Entrez ces jours-ci dans un dépanneur et prêtez l'oreille aux conversations. Tôt ou tard, vous entendrez une diatribe contre les politiciens tricheurs, manipulateurs, toujours en train de travestir la vérité. Bref : les « menteux ».

Il n'y a là rien d'inédit, mais il semble que le phénomène a maintenant atteint de nouveaux sommets. C'est l'impression qu'on retient après les commissions Gomery et Charbonneau, à quoi s'ajoutent l'énorme affaire de la Société immobilière du Québec et le scandale de l'écoute électronique à laquelle des journalistes viennent d'être soumis. En plus, dans ces deux cas, la manière emberlificotée dont les leaders politiques concernés essaient de se justifier paraît confirmer le jugement populaire.

Ce qui se répand au Québec, comme dans plusieurs sociétés occidentales, c'est un mouvement de fond qui cible à peu près toutes les élites.

Sans nuance, le peuple leur fait de moins en moins confiance, ce qui, par ricochet, affaiblit les grandes institutions publiques. Cette situation est malsaine.

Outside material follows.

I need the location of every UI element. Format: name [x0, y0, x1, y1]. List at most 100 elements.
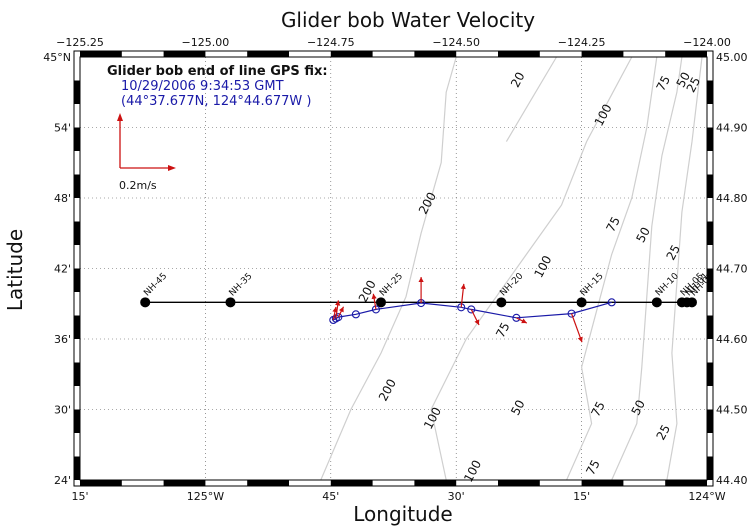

Elle nourrit un ressentiment qui peut prendre des proportions imprévues en provoquant des emportements comme celui qui vient de mener Donald Trump à la Maison-Blanche. L'ironie ici, c'est que la colère peut rendre aveugle et conduire à trouver une solution là précisément où réside le vice.

LE FAUX JETON

En résumé, le rejet intempestif des élites, notamment des élus, révèle une disposition dont un faux jeton peut tirer profit en se drapant dans les habits de la vertu offensée. On sait où ce populisme peut conduire.

On aurait tort de sous-estimer les risques d'un tel enchaînement : qui aux États-Unis, il y a à peine un an, prenait au sérieux les ambitions présidentielles de Donald Trump ? Même les analystes les plus chevronnés n'y ont vu que du feu. Pourtant, après coup, on voit mieux ce qui s'est passé.

En fait, tous les ingrédients d'une dérive étaient réunis : l'appauvrissement provoqué par la délocalisation des entreprises, l'explosion des inégalités sociales, la relative indifférence des médias, de nombreux intellectuels et de la classe dirigeante (incluant les leaders du Parti démocrate), un pouvoir exécutif apparemment réduit à l'impuissance, un tribun sans scrupule et d'une rare efficacité, et une adversaire largement perçue comme une fieffée « menteuse », incarnant tout ce qu'on rejetait.

Comment prévenir ce genre de dérive ? Quelle que soit la façon d'aborder la question, on en vient inévitablement à accuser une crise de la démocratie.

Aux États-Unis plus qu'ailleurs encore en Occident, la prise de décision politique a été confisquée par les multinationales et la haute finance.

Des travaux publiés récemment ont démontré comment leur influence contamine l'ensemble du processus allant du choix et même de la rédaction des projets de lois à débattre dans les deux chambres jusqu'à leur adoption. Ils ont montré aussi comment, par le truchement des lobbies et des sommes astronomiques dont ils disposent, les magnats prennent en charge l'élection des candidats qui tombent ainsi sous leur contrôle.

Revenons au Québec. Certes, notre société n'est pas aussi gravement atteinte de ce genre de maux, mais elle en souffre également. Ainsi, après avoir décliné à partir de 1970, les inégalités et la pauvreté sont maintenant reparties à la hausse. On voit régulièrement que les multinationales pèsent indûment sur les décisions de l'État. Et à la lumière des événements récents, on peut constater que la corruption et la manipulation sont loin d'être éradiquées.

Une voie de solution réside dans la vigilance citoyenne au service de la démocratie ; mais une vigilance organisée, énergique, entretenue par des leaders civiques ou communautaires, avec l'aide de militants. Dans ce contexte, on comprendra que nos médias ont également un rôle déterminant à jouer, ce que plusieurs ont fait au cours des dernières années - il faut s'en réjouir.